# ***Streaming Data Analytics***

Act of continuously incorporating new data to compute a result Input data is unbounded → no beginning and no end. The application will output multiple versions of the results as it runs or put them in a storage.

Many important applications must process large streams of live data and provide results in near-real-time:
- Social network trends
- Website statistics
- Intrusion detection systems
- ...

Several frameworks have been proposed to process in real-time or in near real-time data streams:
- Apache Spark (Streaming component)
- Apache Storm
- Amazon Kinensis Streams
- ...

All these frameworks use a cluster of servers to scale horizontally with respect to the (big) amount of data to be analyzed.

Two main “solutions”
1. **“Continuous”** computation of data streams
    - Data are processed as soon as they arrive
        - Every time a new record arrives from the input stream, it is immediately processed and a result is emitted as soon as possible
    - Real-time processing
2. **“Micro-batch”** stream processing
    - Input data are collected in micro-batches
    - Each micro-batch contains all the data received in a time window (typically less than a few seconds of data)
    - One micro-batch a time is processed
    - Every time a micro-batch of data is ready, its entire content is processed and a result is emitted
    - Near real-time processing
    
### **Type of processing**

**At-most-once**
- Every input element of a stream is processed once or less
- It is also called no guarantee
- The result **can be wrong/approximated**

**At-least-once**
- Every input element of a stream is processed once or more
- Input elements are replayed when there are failures
- The result **can be wrong/approximated**

**Exactly-once**
- Every input element of a stream is processed exactly once
- Input elements are replayed when there are failures
- If elements have been already processed they are not reprocessed
- The result is **always correct**
- Slower than the other processing approaches


# ***Spark Streaming***

Spark Streaming is a framework for large scale stream processing:
- Scales to 100s of nodes
- Can achieve second scale latencies
- Provides a simple batch-like API for implementing complex algorithm
- Micro-batch streaming processing
- Exactly-once guarantees
- Can absorb live data streams from Kafka, Flume, ZeroMQ, Twitter, ...

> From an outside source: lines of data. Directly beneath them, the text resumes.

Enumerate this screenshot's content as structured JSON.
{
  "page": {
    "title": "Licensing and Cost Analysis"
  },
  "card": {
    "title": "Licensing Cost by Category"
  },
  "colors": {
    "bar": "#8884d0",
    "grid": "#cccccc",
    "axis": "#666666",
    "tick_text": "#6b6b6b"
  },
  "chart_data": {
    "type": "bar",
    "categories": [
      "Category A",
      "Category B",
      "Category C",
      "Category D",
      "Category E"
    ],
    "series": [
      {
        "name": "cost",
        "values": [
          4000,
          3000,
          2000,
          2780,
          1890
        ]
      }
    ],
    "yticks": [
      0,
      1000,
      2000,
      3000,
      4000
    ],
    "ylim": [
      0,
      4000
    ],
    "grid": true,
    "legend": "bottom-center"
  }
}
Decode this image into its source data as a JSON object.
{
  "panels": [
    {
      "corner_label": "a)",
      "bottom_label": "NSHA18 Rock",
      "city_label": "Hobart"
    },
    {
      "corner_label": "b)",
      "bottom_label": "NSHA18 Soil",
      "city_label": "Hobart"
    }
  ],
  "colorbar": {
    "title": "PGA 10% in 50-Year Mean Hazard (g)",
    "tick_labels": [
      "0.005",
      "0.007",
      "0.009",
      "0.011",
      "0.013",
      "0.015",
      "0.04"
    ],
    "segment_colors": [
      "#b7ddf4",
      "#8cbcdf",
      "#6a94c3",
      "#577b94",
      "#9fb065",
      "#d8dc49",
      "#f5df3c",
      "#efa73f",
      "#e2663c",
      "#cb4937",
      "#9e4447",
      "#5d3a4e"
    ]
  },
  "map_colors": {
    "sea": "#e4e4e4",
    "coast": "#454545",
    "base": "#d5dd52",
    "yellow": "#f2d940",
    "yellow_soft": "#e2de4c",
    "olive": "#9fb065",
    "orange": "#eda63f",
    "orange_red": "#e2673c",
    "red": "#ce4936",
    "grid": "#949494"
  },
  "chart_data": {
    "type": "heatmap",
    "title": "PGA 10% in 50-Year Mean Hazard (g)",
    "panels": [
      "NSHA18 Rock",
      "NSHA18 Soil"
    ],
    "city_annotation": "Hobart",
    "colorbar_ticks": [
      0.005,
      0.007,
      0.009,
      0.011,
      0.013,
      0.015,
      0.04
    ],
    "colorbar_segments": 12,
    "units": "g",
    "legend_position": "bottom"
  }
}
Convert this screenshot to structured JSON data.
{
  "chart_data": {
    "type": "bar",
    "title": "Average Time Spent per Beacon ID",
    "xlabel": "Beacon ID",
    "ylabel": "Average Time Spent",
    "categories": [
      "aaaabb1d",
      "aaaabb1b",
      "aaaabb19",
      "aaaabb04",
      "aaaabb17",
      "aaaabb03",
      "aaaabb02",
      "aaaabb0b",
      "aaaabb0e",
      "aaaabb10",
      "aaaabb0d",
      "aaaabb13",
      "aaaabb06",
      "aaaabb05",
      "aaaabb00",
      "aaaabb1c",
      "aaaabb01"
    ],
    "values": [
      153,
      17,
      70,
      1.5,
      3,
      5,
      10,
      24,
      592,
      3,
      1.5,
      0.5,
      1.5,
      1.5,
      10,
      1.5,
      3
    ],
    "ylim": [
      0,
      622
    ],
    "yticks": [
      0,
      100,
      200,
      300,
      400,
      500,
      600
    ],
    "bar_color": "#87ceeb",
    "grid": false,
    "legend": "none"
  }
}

Spark streaming runs a streaming computation as a series of very small, deterministic batch jobs. It splits each input stream in “portions” andprocesses one portion at a time (in the incoming order). Each **portion** is called **batch**.

Spark streaming
- Splits the live stream into batches of X seconds
- Treats each batch of data as RDDs and processes them using RDD operations
- Finally, the processed results of the RDD operations are returned in batches

## **Key Concepts**

**DStream**
- Sequence of RDDs representing a discretized version of the input stream of data
    - Twitter, HDFS, Kafka, Flume, ZeroMQ, Akka Actor, TCP sockets, ..
- One RDD for each batch of the input stream


**Transformations**
- Modify data from one DStream to another
- “Standard” RDD operations
    - map, countByValue, reduce, join, ...
    - Window and Stateful operations
    - window, countByValueAndWindow, ...
    

**Output Operations/Actions**
- Send data to external entity
    - saveAsHadoopFiles, saveAsTextFile, ...